Why do people come here for certain treatments? Our OVERALL system is terrible, although we do have a few of the best hospitals in the world. Wealthy people from other countries (like the Saudi King) come here for care because they can afford it... But how is availability for the wealthy an indicator of overall success within a healthcare system? It's not, as evidenced by the US's poor overall rating. I mean, if a rich guy can get the care he needs but millions of poor and middle class American citizens DONT EVEN HAVE health insurance to get themselves care, that is not indicative of a great system.
thank you for proving my point, the costs are too high. The reason costs are too high is government intervention.
Many of the poor are covered. Once they go into a emergency room they get signed up for government coverage. The main people who are hurt are the middle class since they don't qualify because they earn too much. That wasn't the case before when government stayed out of the medical field.
"In 2003, a BlueCross BlueShield Association study estimated that about 14 million of the uninsured were eligible for Medicaid and SCHIP. These people would be signed up for government insurance if they ever made it to the emergency room."
 

Parker

Well-Known Member
Of course they do. If a "bank" (lots of morgage institutions of the 90's weren't banks) can manage to secure a note from someone - no matter how, they can sell the note with no regard to how it will be paid and who they originaly sold the note TO. It become someone elses problem. That happened all the time during the bubble. You need to educate yourself on the specifics of the morgage industry.
sigh.. so it's okay to pass the problem on right? you even said it "no matter how, with no regard".
Like I said, and what you ignored, the free market does not make those loans. The lending institutions (is that better than saying banks,happy now) made them because the knew they were insured by government.

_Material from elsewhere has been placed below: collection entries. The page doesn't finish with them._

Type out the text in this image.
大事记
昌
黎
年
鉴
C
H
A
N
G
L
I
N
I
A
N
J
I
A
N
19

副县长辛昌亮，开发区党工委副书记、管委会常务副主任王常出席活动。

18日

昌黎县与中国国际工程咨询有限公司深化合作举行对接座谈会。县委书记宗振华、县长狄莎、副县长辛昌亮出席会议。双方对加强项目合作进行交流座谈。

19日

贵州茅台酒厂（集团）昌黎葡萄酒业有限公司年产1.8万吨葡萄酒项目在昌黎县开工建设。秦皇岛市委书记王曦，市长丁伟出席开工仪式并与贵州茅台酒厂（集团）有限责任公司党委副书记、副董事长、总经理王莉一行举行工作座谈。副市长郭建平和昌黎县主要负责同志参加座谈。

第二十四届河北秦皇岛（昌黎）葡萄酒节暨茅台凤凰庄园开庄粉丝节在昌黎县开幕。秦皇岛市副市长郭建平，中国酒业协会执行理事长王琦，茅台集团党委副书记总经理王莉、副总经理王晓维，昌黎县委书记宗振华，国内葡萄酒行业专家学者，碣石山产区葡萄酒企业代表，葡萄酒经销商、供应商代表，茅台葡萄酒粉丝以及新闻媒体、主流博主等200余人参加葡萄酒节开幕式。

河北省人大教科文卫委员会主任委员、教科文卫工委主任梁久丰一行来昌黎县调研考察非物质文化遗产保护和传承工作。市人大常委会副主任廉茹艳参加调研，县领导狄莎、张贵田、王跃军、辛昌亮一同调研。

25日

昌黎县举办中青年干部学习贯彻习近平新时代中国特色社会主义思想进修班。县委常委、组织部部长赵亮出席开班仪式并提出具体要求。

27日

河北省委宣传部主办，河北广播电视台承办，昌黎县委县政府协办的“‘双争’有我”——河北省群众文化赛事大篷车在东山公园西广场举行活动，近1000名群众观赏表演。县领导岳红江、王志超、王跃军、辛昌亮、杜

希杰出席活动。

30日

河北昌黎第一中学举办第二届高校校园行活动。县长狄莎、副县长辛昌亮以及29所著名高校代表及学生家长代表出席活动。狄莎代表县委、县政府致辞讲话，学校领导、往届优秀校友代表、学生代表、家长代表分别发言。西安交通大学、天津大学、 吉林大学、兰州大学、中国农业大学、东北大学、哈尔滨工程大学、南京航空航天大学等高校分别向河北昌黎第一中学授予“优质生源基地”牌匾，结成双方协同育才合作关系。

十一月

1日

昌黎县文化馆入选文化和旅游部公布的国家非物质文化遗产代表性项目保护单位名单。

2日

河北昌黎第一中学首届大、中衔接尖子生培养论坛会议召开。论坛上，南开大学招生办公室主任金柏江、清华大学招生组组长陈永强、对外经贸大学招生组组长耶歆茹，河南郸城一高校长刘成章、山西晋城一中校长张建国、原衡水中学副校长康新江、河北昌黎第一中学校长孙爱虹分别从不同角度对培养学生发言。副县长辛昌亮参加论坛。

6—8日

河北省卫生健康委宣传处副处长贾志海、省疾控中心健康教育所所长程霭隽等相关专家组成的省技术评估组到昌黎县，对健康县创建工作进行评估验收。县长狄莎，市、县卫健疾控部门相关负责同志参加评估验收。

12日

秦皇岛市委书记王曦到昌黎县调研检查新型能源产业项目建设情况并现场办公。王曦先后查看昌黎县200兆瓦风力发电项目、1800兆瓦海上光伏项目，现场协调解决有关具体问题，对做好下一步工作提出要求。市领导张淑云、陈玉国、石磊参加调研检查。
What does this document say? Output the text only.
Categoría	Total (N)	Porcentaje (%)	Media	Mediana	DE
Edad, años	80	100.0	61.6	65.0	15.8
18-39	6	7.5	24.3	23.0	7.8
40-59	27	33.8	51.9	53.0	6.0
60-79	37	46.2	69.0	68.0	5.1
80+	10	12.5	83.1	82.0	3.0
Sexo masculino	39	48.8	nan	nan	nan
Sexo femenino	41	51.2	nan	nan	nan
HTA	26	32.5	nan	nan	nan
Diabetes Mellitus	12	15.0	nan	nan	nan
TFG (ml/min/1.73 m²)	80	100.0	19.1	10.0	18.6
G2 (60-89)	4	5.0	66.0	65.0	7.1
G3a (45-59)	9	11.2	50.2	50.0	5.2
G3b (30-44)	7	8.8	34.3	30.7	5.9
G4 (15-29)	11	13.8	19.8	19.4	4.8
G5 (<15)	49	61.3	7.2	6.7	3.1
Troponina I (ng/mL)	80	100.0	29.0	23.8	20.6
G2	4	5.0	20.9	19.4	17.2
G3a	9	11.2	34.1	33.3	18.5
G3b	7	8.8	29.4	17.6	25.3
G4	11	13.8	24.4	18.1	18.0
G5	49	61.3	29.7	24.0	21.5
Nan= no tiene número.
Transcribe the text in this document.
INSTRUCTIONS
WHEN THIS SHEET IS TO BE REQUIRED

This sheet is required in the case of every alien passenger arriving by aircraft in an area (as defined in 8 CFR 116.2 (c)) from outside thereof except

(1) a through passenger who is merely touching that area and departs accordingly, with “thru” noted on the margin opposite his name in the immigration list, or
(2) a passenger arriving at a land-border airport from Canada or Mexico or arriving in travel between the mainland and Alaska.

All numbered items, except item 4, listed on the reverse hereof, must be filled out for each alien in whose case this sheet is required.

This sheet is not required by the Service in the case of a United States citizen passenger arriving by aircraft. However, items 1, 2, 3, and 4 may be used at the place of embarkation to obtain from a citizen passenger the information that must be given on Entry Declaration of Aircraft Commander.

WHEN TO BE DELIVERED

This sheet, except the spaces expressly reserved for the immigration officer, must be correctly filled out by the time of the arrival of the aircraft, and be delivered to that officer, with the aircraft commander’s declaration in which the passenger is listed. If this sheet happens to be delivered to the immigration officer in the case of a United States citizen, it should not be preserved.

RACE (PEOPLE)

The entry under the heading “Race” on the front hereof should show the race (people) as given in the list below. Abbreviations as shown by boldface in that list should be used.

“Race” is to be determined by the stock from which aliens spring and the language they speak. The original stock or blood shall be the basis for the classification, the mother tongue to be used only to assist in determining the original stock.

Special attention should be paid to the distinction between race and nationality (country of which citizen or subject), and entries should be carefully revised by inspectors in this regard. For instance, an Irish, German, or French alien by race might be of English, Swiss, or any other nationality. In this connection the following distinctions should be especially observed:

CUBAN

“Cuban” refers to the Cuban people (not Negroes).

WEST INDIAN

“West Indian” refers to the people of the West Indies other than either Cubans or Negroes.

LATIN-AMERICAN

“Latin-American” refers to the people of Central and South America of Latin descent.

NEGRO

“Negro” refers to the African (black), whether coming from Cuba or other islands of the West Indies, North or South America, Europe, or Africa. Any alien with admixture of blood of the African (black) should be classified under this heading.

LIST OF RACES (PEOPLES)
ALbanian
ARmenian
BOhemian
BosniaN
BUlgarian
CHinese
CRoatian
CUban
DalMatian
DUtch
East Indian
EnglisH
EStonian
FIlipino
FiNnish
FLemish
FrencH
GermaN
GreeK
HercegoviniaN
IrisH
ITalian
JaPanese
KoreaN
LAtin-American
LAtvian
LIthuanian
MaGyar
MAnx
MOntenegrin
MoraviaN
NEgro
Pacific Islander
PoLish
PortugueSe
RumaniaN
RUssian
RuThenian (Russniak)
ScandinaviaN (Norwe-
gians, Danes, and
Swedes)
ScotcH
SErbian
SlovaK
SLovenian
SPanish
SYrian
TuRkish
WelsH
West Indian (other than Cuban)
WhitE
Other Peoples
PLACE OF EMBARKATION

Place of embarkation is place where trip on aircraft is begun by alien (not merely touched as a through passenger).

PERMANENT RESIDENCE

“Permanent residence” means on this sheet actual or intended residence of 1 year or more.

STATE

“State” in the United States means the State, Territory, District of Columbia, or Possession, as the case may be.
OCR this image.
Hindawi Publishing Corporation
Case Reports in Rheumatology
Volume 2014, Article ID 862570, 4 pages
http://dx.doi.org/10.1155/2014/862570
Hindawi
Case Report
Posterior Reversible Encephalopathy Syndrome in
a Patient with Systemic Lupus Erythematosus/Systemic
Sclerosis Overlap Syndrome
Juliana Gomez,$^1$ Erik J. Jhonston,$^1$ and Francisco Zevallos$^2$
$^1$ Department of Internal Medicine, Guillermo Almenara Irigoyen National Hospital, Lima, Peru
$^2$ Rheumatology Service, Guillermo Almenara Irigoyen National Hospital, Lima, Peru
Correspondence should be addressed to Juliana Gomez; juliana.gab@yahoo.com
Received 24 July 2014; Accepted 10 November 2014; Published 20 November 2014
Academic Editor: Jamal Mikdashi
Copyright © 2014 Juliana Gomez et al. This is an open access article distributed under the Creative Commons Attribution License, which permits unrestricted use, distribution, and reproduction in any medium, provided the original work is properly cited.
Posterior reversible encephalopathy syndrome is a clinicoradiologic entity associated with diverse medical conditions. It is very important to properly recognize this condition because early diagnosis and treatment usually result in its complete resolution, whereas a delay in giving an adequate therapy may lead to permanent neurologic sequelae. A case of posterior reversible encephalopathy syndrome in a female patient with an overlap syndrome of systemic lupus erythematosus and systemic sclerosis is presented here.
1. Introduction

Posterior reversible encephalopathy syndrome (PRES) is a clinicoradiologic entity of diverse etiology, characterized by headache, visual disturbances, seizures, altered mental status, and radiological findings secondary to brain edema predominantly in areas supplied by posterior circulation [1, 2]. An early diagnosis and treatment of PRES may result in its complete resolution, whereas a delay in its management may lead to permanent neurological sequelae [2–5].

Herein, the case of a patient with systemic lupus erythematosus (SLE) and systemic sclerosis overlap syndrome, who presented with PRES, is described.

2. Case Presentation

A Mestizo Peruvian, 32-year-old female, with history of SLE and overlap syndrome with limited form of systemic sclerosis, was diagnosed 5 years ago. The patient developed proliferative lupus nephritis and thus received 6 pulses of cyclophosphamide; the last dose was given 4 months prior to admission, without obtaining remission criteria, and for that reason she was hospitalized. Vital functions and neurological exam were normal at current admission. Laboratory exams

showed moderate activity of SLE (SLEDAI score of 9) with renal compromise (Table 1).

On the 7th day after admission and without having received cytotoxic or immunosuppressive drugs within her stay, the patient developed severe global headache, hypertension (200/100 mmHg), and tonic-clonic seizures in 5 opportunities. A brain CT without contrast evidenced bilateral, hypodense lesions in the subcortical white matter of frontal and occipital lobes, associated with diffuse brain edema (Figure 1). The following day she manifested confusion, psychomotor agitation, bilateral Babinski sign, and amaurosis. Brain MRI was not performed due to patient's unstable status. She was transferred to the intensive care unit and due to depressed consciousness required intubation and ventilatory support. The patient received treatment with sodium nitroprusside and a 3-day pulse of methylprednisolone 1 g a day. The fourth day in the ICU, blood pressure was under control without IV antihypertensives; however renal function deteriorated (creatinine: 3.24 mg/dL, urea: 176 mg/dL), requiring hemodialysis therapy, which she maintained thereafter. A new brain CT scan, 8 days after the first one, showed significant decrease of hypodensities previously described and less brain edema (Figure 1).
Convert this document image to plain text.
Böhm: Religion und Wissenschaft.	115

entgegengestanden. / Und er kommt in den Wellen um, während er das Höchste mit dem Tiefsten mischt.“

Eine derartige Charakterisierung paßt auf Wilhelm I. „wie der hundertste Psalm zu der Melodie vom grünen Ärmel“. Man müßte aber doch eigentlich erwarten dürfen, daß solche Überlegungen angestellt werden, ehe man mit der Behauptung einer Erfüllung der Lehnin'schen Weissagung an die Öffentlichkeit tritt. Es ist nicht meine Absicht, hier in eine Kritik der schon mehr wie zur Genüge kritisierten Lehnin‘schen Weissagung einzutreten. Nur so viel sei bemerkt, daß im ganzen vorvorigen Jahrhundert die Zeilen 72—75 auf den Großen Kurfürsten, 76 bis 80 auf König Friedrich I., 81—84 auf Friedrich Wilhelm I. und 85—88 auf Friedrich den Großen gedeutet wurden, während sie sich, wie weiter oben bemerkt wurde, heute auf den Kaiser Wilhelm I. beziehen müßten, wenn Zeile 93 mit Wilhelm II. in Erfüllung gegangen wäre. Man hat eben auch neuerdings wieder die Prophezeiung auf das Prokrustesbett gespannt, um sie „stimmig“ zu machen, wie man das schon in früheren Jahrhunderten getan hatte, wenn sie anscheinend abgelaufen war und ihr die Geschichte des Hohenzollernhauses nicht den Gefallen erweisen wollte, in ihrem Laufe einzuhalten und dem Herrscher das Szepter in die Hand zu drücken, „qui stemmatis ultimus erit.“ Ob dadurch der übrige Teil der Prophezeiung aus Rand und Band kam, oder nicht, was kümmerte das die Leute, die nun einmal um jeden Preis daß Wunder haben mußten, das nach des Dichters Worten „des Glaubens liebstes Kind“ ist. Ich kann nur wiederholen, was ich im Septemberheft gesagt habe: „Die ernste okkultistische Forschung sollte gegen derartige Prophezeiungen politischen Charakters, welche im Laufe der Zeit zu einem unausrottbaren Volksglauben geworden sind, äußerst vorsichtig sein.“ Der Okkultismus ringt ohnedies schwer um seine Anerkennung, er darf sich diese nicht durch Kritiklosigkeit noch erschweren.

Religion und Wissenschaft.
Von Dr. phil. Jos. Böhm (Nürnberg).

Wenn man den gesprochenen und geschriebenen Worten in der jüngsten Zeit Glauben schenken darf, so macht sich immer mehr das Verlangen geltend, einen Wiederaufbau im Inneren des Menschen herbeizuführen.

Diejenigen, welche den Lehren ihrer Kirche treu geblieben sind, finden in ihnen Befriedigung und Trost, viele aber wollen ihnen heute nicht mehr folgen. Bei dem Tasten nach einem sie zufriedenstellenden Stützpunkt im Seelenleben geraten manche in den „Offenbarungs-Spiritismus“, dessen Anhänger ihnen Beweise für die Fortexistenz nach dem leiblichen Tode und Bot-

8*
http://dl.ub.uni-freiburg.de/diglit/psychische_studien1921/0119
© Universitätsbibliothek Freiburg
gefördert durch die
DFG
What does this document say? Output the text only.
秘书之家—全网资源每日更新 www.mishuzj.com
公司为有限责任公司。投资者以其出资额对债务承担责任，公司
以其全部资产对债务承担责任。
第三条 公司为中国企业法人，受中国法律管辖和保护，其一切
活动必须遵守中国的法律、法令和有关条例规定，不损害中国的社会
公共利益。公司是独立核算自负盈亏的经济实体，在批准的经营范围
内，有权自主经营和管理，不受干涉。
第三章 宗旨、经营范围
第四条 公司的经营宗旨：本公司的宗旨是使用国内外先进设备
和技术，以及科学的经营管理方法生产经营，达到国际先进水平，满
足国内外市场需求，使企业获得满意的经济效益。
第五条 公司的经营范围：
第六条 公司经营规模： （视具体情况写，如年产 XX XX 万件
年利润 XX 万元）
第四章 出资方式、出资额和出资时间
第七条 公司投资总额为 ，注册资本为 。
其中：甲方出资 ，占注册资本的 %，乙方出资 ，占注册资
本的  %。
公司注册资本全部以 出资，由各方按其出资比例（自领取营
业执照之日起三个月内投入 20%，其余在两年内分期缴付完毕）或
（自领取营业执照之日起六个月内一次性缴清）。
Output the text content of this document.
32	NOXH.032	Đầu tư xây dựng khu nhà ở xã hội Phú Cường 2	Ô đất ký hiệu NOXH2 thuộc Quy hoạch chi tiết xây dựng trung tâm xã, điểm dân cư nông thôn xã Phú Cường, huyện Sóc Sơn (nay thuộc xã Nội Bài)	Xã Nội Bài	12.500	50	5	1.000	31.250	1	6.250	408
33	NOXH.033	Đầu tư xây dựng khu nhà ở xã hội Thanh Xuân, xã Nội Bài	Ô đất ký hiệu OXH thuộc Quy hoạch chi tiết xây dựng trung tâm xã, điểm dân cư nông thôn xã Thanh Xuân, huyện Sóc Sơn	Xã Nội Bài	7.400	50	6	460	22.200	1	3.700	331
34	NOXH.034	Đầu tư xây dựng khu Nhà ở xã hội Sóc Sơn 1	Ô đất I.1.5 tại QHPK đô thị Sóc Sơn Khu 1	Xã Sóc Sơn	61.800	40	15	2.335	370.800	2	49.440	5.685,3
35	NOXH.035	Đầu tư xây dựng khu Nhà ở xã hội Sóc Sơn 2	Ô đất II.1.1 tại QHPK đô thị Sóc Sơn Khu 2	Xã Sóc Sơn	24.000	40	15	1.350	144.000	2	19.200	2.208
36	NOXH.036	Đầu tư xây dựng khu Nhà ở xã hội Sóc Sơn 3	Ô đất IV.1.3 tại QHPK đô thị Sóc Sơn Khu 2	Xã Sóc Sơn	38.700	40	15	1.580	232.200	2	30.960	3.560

You need to educate yourself on how the free market works. If we followed the free market those loans are not made AND we have no bubble that crashes and ruins the economy. Treat the cause not the symptom.
 

Parker

Well-Known Member
So.... If regulations don't result in perfection than the regulations are completely ineffective. Why do anti-regulation people always make the same wrong argument?
When regulations don't work and cannot be enforced why is the answer from the regulation advocates more regulation?

For the most part you let companies rise and fall on their own accord. You make them responsible. By taking away the responsibility you hurt the consumer. We see the same thing in the education field. Big government has its mitts all over educating our children instead of leaving it in the hands of locals who can actually make changes that fit their scenario. Is it any wonder parents have shirked their share on educating their children?

Regulations need to be made by locals not inefficient one size fits all federal government.